Er zijn geen statistisch significante verschillen te zien in suikergehalten t.o.v. NEVO 2011.

Reducties zijn vooral te zien in productgroepen waar voor 2016 afspraken zijn gemaakt in het kader van het Akkoord Verbetering Productsamenstelling, of waarvoor er daaraan voorafgaand al afspraken waren.

Naast het vergelijken van de gemiddelde gehalten binnen de productgroep is ook van belang om te beoordelen in hoeverre de voedingsmiddelen in deze productgroepen voldoen aan de daarin afgesproken maximale gehalten aan zout, verzadigd vet en suiker. Hierover wordt in deze rapportage niet gerapporteerd; hierover wordt gerapporteerd door de NVWA (14).

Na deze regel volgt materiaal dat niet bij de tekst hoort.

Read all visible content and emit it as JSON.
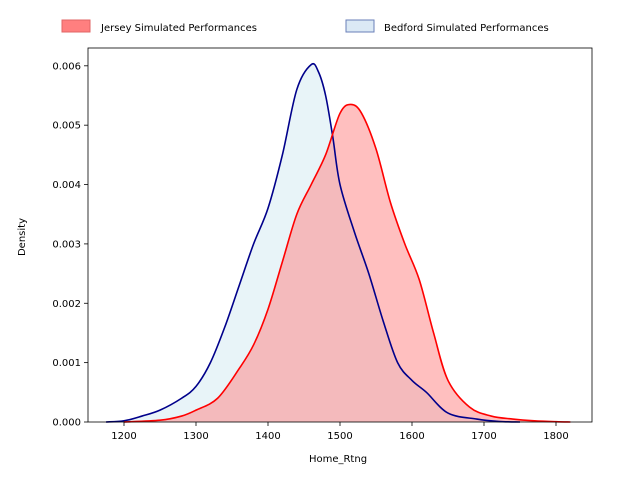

Voor brood is het maximum natriumgehalte vastgelegd in het

Warenwetbesluit Meel en Brood (26). De reductie van het zoutgehalte in brood van 19 procent is belangrijk omdat ongeveer een kwart van de dagelijkse zoutinname uit brood afkomstig is (29).

Het maximum zoutgehalte in brood is de afgelopen jaren stapsgewijs verlaagd. Hiermee is al gestart voor 2011. In 2009 was het maximum zoutgehalte per 100g droge stof 2,5%, in 2011 2,1% en in 2012 1,9%. De laatste wijziging van het maximumgehalte in het Warenwetbesluit was op 1 januari 2013, sindsdien is het 1,8% per 100 g droge stof. Uitgaande van een gemiddeld droge stof gehalte van 64% is dit circa 475 mg natrium per 100g brood. Sinds de vorige

Herformuleringsmonitor in 2014 is er dus geen verlaging van het maximum zoutgehalte in het Warenwetbesluit geweest en is het

natriumgehalte sinds de vorige monitor in 2014 niet verder gedaald. Dit beeld wordt ook bevestigd uit monitoring van de sector zelf (23).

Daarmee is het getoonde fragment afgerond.